LOS ANGELES (AP) — Los Angeles Clippers owner Donald Sterling has pulled his support from a deal to sell the team to former Microsoft CEO Steve Ballmer and will pursue his $1 billion federal lawsuit against the NBA, his attorney said Monday.
"We have been instructed to prosecute the lawsuit," said attorney Maxwell Blecher. He said co-owner Donald Sterling would not be signing off on the deal to sell.
Donald Sterling issued a one-page statement dated Monday titled "The Team is not for Sale" and said that "from the onset, I did not want to sell the Los Angeles Clippers."
The $2 billion sale was negotiated by his wife Shelly Sterling after Donald Sterling's racist remarks to a girlfriend were publicized and the NBA moved to oust him as owner.
The lawsuit alleges the league violated his constitutional rights by relying on information from an "illegal" recording that publicized racist remarks he made to a girlfriend. It also said the league committed a breach of contract by fining Sterling $2.5 million and that it violated antitrust laws by trying to force a sale.
"I have decided that I must fight to protect my rights," Donald Sterling said. "While my position may not be popular, I believe that my rights to privacy and the preservation of my rights to due process should not be trampled. I love the team and have dedicated 33 years of my life to the organization. I intend to fight to keep the team."
Donald Sterling had agreed to ink the deal and drop the suit last week assuming "all their differences had been resolved," his attorneys said. But individuals close to the negotiations who weren't authorized to speak publicly said he decided to not sign the papers after learning the NBA won't revoke its lifetime ban and fine.

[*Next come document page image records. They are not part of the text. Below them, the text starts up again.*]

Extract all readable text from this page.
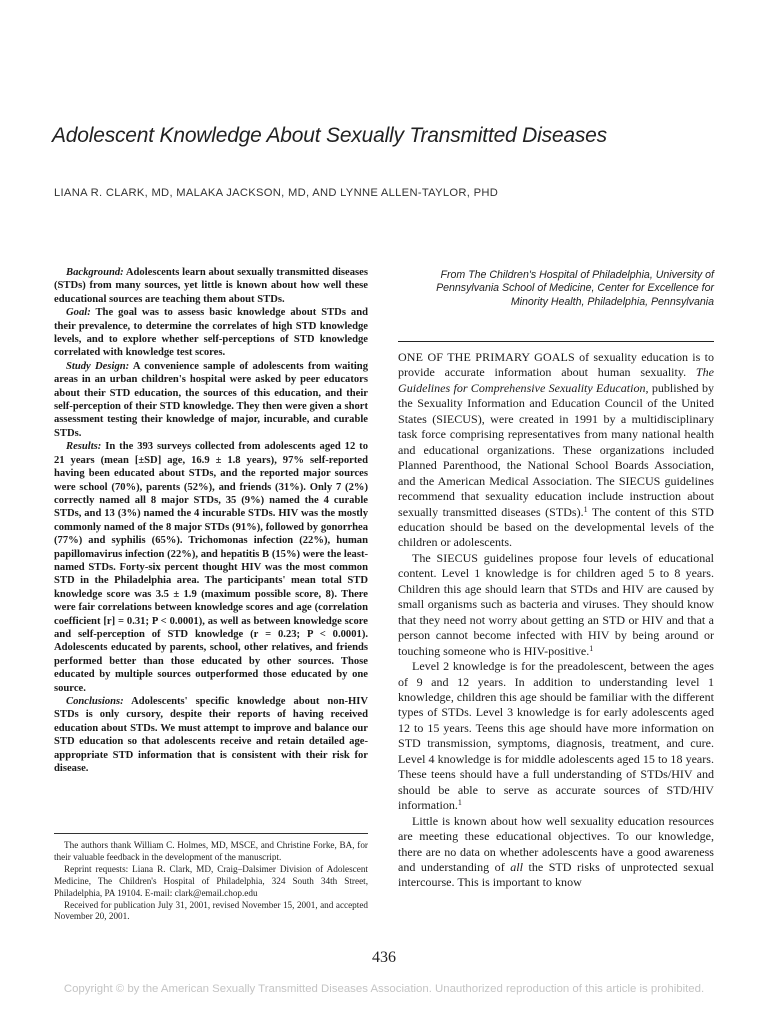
Adolescent Knowledge About Sexually Transmitted Diseases
LIANA R. CLARK, MD, MALAKA JACKSON, MD, AND LYNNE ALLEN-TAYLOR, PHD

Background: Adolescents learn about sexually transmitted diseases (STDs) from many sources, yet little is known about how well these educational sources are teaching them about STDs.

Goal: The goal was to assess basic knowledge about STDs and their prevalence, to determine the correlates of high STD knowledge levels, and to explore whether self-perceptions of STD knowledge correlated with knowledge test scores.

Study Design: A convenience sample of adolescents from waiting areas in an urban children's hospital were asked by peer educators about their STD education, the sources of this education, and their self-perception of their STD knowledge. They then were given a short assessment testing their knowledge of major, incurable, and curable STDs.

Results: In the 393 surveys collected from adolescents aged 12 to 21 years (mean [±SD] age, 16.9 ± 1.8 years), 97% self-reported having been educated about STDs, and the reported major sources were school (70%), parents (52%), and friends (31%). Only 7 (2%) correctly named all 8 major STDs, 35 (9%) named the 4 curable STDs, and 13 (3%) named the 4 incurable STDs. HIV was the mostly commonly named of the 8 major STDs (91%), followed by gonorrhea (77%) and syphilis (65%). Trichomonas infection (22%), human papillomavirus infection (22%), and hepatitis B (15%) were the least-named STDs. Forty-six percent thought HIV was the most common STD in the Philadelphia area. The participants' mean total STD knowledge score was 3.5 ± 1.9 (maximum possible score, 8). There were fair correlations between knowledge scores and age (correlation coefficient [r] = 0.31; P < 0.0001), as well as between knowledge score and self-perception of STD knowledge (r = 0.23; P < 0.0001). Adolescents educated by parents, school, other relatives, and friends performed better than those educated by other sources. Those educated by multiple sources outperformed those educated by one source.

Conclusions: Adolescents' specific knowledge about non-HIV STDs is only cursory, despite their reports of having received education about STDs. We must attempt to improve and balance our STD education so that adolescents receive and retain detailed age-appropriate STD information that is consistent with their risk for disease.

From The Children's Hospital of Philadelphia, University of Pennsylvania School of Medicine, Center for Excellence for Minority Health, Philadelphia, Pennsylvania

ONE OF THE PRIMARY GOALS of sexuality education is to provide accurate information about human sexuality. The Guidelines for Comprehensive Sexuality Education, published by the Sexuality Information and Education Council of the United States (SIECUS), were created in 1991 by a multidisciplinary task force comprising representatives from many national health and educational organizations. These organizations included Planned Parenthood, the National School Boards Association, and the American Medical Association. The SIECUS guidelines recommend that sexuality education include instruction about sexually transmitted diseases (STDs).$^1$ The content of this STD education should be based on the developmental levels of the children or adolescents.

The SIECUS guidelines propose four levels of educational content. Level 1 knowledge is for children aged 5 to 8 years. Children this age should learn that STDs and HIV are caused by small organisms such as bacteria and viruses. They should know that they need not worry about getting an STD or HIV and that a person cannot become infected with HIV by being around or touching someone who is HIV-positive.$^1$

Level 2 knowledge is for the preadolescent, between the ages of 9 and 12 years. In addition to understanding level 1 knowledge, children this age should be familiar with the different types of STDs. Level 3 knowledge is for early adolescents aged 12 to 15 years. Teens this age should have more information on STD transmission, symptoms, diagnosis, treatment, and cure. Level 4 knowledge is for middle adolescents aged 15 to 18 years. These teens should have a full understanding of STDs/HIV and should be able to serve as accurate sources of STD/HIV information.$^1$

Little is known about how well sexuality education resources are meeting these educational objectives. To our knowledge, there are no data on whether adolescents have a good awareness and understanding of all the STD risks of unprotected sexual intercourse. This is important to know

The authors thank William C. Holmes, MD, MSCE, and Christine Forke, BA, for their valuable feedback in the development of the manuscript.

Reprint requests: Liana R. Clark, MD, Craig–Dalsimer Division of Adolescent Medicine, The Children's Hospital of Philadelphia, 324 South 34th Street, Philadelphia, PA 19104. E-mail: clark@email.chop.edu

Received for publication July 31, 2001, revised November 15, 2001, and accepted November 20, 2001.

436
Copyright © by the American Sexually Transmitted Diseases Association. Unauthorized reproduction of this article is prohibited.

"There was never a discussion involving the NBA in which we would modify Mr. Sterling's penalty in any way whatsoever. Any suggestion otherwise is complete fabrication," NBA spokesman Mike Bass said.
Shelly Sterling and her attorney Pierce O'Donnell declined to comment through representatives.
Shelly Sterling utilized her authority as sole trustee of The Sterling Family Trust, which owns the Clippers, to take bids for the team and ultimately negotiate a deal with Ballmer. The deal would be record-breaking if approved by the NBA's owners.